Produktionssteuerung

In Kürze

Die Produktionssteuerung umfasst alle Entscheidungen und Maßnahmen, die ein Unternehmen trifft, um den Produktionsablauf zu planen und zu kontrollieren. Sie ist ein zentraler Bestandteil der Produktionsplanung.

Definition

Die Produktionssteuerung — auch Fertigungssteuerung genannt — sorgt dafür, dass Produkte zur richtigen Zeit, in der richtigen Menge und mit den richtigen Mitteln hergestellt werden.

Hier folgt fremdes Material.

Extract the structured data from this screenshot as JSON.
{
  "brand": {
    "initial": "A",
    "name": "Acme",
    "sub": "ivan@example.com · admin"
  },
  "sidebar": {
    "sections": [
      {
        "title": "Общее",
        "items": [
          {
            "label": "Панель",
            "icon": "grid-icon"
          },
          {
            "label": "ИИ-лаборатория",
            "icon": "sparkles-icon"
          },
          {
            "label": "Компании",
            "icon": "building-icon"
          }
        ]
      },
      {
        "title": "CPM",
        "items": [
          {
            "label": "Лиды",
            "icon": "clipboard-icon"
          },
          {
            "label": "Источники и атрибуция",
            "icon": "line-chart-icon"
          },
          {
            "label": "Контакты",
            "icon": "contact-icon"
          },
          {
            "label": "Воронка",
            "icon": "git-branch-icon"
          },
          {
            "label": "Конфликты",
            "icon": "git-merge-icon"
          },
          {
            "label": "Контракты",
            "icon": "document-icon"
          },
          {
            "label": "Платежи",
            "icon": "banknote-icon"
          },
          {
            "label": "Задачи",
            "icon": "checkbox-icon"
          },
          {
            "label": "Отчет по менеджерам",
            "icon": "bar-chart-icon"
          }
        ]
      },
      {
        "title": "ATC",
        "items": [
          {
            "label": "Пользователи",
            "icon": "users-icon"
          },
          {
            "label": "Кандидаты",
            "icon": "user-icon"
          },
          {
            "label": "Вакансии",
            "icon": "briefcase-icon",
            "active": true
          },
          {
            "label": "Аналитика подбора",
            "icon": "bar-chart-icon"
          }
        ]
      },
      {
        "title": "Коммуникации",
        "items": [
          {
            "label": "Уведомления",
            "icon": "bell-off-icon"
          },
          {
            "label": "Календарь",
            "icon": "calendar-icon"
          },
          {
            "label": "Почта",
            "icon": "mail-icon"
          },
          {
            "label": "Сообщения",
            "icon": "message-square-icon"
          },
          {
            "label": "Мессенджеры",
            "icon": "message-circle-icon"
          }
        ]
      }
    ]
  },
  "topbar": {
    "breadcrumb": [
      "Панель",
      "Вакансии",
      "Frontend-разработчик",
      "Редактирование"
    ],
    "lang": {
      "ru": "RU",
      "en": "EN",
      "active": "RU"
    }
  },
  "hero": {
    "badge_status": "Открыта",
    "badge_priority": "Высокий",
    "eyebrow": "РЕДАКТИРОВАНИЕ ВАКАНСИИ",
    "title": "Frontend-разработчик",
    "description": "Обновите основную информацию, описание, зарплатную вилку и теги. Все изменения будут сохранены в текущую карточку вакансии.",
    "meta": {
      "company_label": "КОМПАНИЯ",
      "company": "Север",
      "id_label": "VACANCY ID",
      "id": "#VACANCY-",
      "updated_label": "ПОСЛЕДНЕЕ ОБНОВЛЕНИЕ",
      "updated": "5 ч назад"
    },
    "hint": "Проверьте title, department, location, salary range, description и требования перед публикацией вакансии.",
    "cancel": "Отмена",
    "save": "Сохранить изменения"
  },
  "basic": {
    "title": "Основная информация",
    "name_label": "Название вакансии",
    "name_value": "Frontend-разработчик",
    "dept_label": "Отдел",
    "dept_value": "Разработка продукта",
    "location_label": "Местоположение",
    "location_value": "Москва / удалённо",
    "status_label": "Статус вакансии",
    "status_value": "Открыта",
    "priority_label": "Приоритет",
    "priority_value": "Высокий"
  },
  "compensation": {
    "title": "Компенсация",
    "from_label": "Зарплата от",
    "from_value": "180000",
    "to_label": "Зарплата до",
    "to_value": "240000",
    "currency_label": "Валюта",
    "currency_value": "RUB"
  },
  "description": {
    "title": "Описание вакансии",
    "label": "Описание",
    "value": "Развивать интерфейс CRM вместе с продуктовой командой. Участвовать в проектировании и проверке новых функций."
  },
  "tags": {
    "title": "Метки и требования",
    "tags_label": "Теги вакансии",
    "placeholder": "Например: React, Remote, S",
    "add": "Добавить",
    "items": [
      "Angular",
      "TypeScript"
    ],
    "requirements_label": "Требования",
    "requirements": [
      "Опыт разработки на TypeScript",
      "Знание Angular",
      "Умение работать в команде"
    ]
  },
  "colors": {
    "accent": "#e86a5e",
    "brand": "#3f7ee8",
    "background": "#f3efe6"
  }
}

Sie verbindet verschiedene Planungsbereiche eines Unternehmens miteinander, darunter Absatz-, Kosten- und Beschaffungsplanung.

Die Produktionssteuerung gliedert sich in mehrere Bereiche:

  • Bedarfsermittlung: Es wird berechnet, wie viel Rohstoffe, Vorprodukte sowie Hilfs- und Betriebsstoffe für die geplante Produktion benötigt werden.
  • Materialdisposition: Das Unternehmen entscheidet, welche Teile selbst gefertigt und welche zugekauft werden. Fertigungsaufträge werden ausgelöst, sobald alle Materialien verfügbar sind.
  • Durchlaufzeitensteuerung: Die Durchlaufzeit eines Auftrags setzt sich aus Fertigungszeiten, Zwischenlagerzeiten und Transportzeiten zusammen. Überschreitungen geplanter Termine können durch Maßnahmen wie Überstunden, Sonderschichten oder parallele Bearbeitung an mehreren Maschinen reduziert werden.
  • Kapazitätsausgleich: Ungleichgewichte bei der Maschinenauslastung werden durch zeitliche Verschiebung oder Umverteilung von Aufträgen ausgeglichen.
  • Kapazitätsterminierung: Die Reihenfolge und Starttermine der Aufträge für jede Maschine werden festgelegt. Ziele sind zum Beispiel kurze Durchlaufzeiten, wenig Maschinenstillstand und geringe Umrüstzeiten.
  • Auftragsfortschreibung und Kontrolle: Der tatsächliche Fertigungsstand wird laufend mit dem Plan verglichen. Bei Abweichungen wird die Terminplanung angepasst, um vereinbarte Liefertermine einzuhalten.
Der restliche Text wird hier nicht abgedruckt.